Here’s Part 4 of our series on compression.
It can be overwhelming deciding exactly which compressor to choose when there are so many different types available - both analogue and digital. Fortunately, there are only actually four designs of analogue compressor (VCA, FET, Opto & Vari-Mu), and most plug-ins are emulations of one of these.
So, let’s look at these four designs - what their differences are and what that means to your sound.
This is the most common type of compressor, and very likely to be design behind your DAW default/stock compressor. There are a couple of reasons for this.
The first is that VCA compressors are quite transparent. They don’t add a ton of colour while they are compressing, so your sound won’t change dramatically just by putting one of these in your signal path.
The second is that they are more controllable than other designs, with relatively fast attack and release controls as well as threshold level – and although they are normally hard ‘knee’ some come with control over that too.
VCA compressors are good for adding punch and work well with transients and percussive sounds. Their full range of controls also make them popular as ‘glue’ compressors for mix busses.
Good real-world examples are the dbx series, and the SSL, API and Neve stereo bus compressors.
These compressors were designed to have an even faster attack than VCA compressors – it’s easy to set the attack too fast on FETs so it can be a good move to start slow and then adjust faster to taste.
They don’t normally come with a threshold control and the amount of compression is generally controlled by the input knob – the more level you throw in, the more compression occurs.
FETs have a lovely warm sound when driven and are great for adding bite to your sounds. They are also very useful for parallel compression as extreme effects are easy to create, which can then be fun to mix in with an uncompressed signal.
The classic FET compressor is the 1176, which you’ll see at least one of in almost every commercial studio in the world.
The name of these compressors comes from ‘optical’ as the detection circuit uses a light source (such as an LED) and a light-sensitive resistor to control compression.
The speed of the attack and release depend on how hard you hit the input, as that determines how quickly the light source lights up.

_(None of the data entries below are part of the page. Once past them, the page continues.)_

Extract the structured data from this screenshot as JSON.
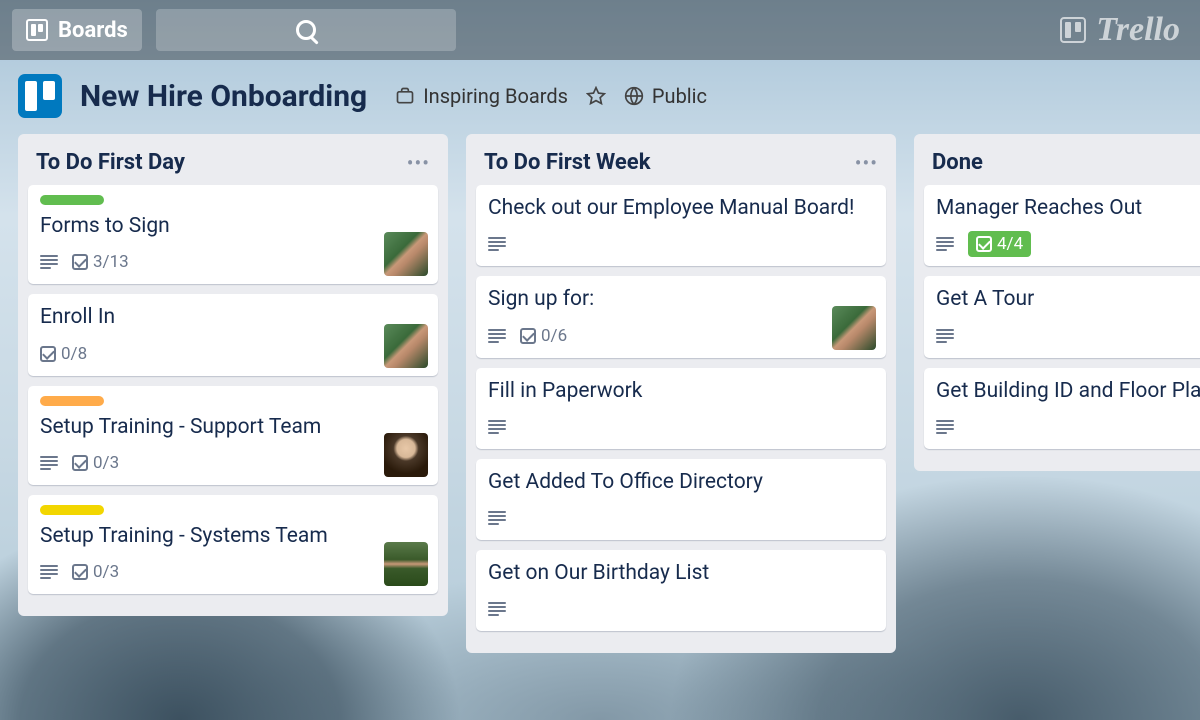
{
  "topbar": {
    "boards_label": "Boards",
    "brand": "Trello"
  },
  "board": {
    "title": "New Hire Onboarding",
    "org_label": "Inspiring Boards",
    "visibility": "Public"
  },
  "lists": [
    {
      "title": "To Do First Day",
      "cards": [
        {
          "label_color": "#61bd4f",
          "title": "Forms to Sign",
          "has_desc": true,
          "checklist": "3/13",
          "avatar": "av1"
        },
        {
          "title": "Enroll In",
          "checklist": "0/8",
          "avatar": "av1"
        },
        {
          "label_color": "#ffab4a",
          "title": "Setup Training - Support Team",
          "has_desc": true,
          "checklist": "0/3",
          "avatar": "av2"
        },
        {
          "label_color": "#f2d600",
          "title": "Setup Training - Systems Team",
          "has_desc": true,
          "checklist": "0/3",
          "avatar": "av3"
        }
      ]
    },
    {
      "title": "To Do First Week",
      "cards": [
        {
          "title": "Check out our Employee Manual Board!",
          "has_desc": true
        },
        {
          "title": "Sign up for:",
          "has_desc": true,
          "checklist": "0/6",
          "avatar": "av1"
        },
        {
          "title": "Fill in Paperwork",
          "has_desc": true
        },
        {
          "title": "Get Added To Office Directory",
          "has_desc": true
        },
        {
          "title": "Get on Our Birthday List",
          "has_desc": true
        }
      ]
    },
    {
      "title": "Done",
      "cards": [
        {
          "title": "Manager Reaches Out",
          "has_desc": true,
          "checklist": "4/4",
          "checklist_complete": true
        },
        {
          "title": "Get A Tour",
          "has_desc": true
        },
        {
          "title": "Get Building ID and Floor Plan",
          "has_desc": true
        }
      ]
    }
  ]
}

For this reason, you don’t have control over attack and release times yourself, instead the input knob controls not only how much, but how your signal is compressed.
Equally you have no control over the ratio – that is determined by the particular light/resistor combination in the design you are using.
Opto compressors are great for providing smooth compression on signals that don’t have sharp transients that need fine control. The attack times are slower than VCA and FET designs, so very transient material will either pass straight through (as the transient is over before the attack time is completed) or can push the compressor in to ‘pumping’, which you might not want.
The LA-2A is the best known example of this design. This also has a tube amplification stage which means it’s sometimes confused with a tube compressor, but the compression is all opto.
Which leads us nicely to tube compressors, or Vari-Mu’s…
Vari-Mu compressors use vacuum tubes in the compression circuit, which have two important characteristics.
Firstly, their compression is slow and smooth. It’s difficult to get ‘grabby’ effects from these designs, but they do ‘beautiful’ and ‘glue’ very well. They are often found across busses for this reason – they won’t make your snare slam, but they will do a great job of sticking your whole drum bus together.
Secondly, the natural tube distortion they impart sounds warm and creamy, and they can actually handle quite a lot of gain reduction before things get nasty.
Due to the cost of parts, power supplies and so on, these tend to be on the more expensive end of hardware compressors. The classic designs are the Fairchild 670 (stereo) and 660 (mono), of which there are many plug-in emulations (as well as some very good hardware recreations if you have the budget). More modern takes on this circuit are the Manley Vari-Mu and the Thermionic Culture Phoenix.
Hopefully that’s shed a bit of light on the different compressor types you come across and where their strengths and weaknesses lie.
As always though, try them where they are not normally used and see what sort of interesting sounds you can make by breaking the rules!